SOMEWHAT MORE THAN half an hour later, I turned into the leafy street at the heart of Point Breeze where in vanished days the heirs to great fortunes in steel and condiments had disported in the grass, knocking balls through silver wickets with gold mallets. I walked down to the Gaskells’ house along the sinister iron fence. It was a cool spring evening in a river town at the foot of the mountains. A fine mist hung in the air. All the lights in the street looked haloed and soft, as if rubbed up by the thumb of a sentimental pastelist. I was still carrying the tuba, for no reason other than that, in my current circumstances, it passed for good company. That’s another way of saying it was all I had. The Gaskells’ house was lit from every window, and as I came up the walk I heard the suave tinkling of a vibraphone. I didn’t hear any raised voices or other sounds of human merrymaking, but this didn’t surprise me, because the last party of the WordFest weekend, wherever it was held, was generally a survivors’ ball, low-key and hungover and poorly attended. I set the tuba down beside me and rang the doorbell.


I waited. All the leaves in the trees began to clatter and shake. Two seconds later it was pouring down rain. I knocked. I tried the heavy latch with my thumb, and it gave. I pushed through the door, feeling a sharp thrill of dread.

“Hello?” I said.

The place was deserted. I circled the ground floor from the living room, into the kitchen, and through the swinging saloon doors into the dining room. Everywhere I saw the signs of recent habitation: plastic cups kissed by women, cigarette butts in ashtrays, abandoned hats and sweatshirts, even an empty pair of shoes. An air of eerie, postdisaster calm hung over the whole scene, as in the wake of a death ray or sparkling toxic cloud.

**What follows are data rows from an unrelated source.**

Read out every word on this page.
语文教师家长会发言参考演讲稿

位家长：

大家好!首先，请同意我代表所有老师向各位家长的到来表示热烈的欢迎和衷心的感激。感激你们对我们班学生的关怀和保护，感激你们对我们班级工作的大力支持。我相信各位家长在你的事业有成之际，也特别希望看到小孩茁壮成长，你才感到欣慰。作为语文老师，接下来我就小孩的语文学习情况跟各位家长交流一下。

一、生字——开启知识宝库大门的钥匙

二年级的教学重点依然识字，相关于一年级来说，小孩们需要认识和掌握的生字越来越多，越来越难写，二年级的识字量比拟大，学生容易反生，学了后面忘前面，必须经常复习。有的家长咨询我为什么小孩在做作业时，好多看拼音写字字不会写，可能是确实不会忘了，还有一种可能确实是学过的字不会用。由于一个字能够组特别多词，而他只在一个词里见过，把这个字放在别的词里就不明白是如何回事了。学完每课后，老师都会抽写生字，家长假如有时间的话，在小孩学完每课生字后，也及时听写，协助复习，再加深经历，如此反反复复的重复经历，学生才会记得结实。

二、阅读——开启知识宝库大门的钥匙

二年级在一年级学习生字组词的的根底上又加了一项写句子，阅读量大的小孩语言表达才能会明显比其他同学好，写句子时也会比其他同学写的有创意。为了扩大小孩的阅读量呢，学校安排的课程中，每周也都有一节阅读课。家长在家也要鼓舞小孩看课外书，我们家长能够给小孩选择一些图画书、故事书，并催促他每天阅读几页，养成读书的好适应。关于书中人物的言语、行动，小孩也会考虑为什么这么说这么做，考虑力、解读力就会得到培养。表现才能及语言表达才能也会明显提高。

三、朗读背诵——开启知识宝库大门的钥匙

“Anybody home?” I called out to the second floor, then started to follow the tentative course of my voice up the stairs. There was no reply. A drop of rain ran down the back of my neck and produced a vibraphone shiver along my spine. The front door was still open and the whispery laughter of the rain in the trees and puddles outside harmonized weirdly with the skeleton tap dance of the vibes. An empty house, a reckless and foolish man climbing to his doom, the ghostly music of an orchestra of imps and bonedaddies: I had become the hero of a story by August Van Zorn. Maybe, I thought, I had never been anything else. At this, there was a loud thump right behind me, as of a body hitting the floor, and I jumped, whirled around, prepared to be swallowed by the slavering maw of the Eldest Black Nothingness itself; but it was only the tuba. It had fallen over sideways onto the porch—either that, or it was attempting to locomote.

“I can’t turn my back on you for a second,” I told it, not quite not joking.

I backed quickly down the stairs and stood very still in the foyer, keeping an eye on the tuba and trying to think what could have happened, and where everyone had gone. I had a view down the hallway into the kitchen, and I could see through the back windows that there was a light burning out in the yard. So I went into the kitchen again and pressed my face against the glass. Inside Sara’s greenhouse one of the cool violet GroLites was aglow. There was no reason not to suppose that she must sometimes leave a light burning out there, and it was hard to believe she would have chosen this moment to see how her sweet peas were coming along.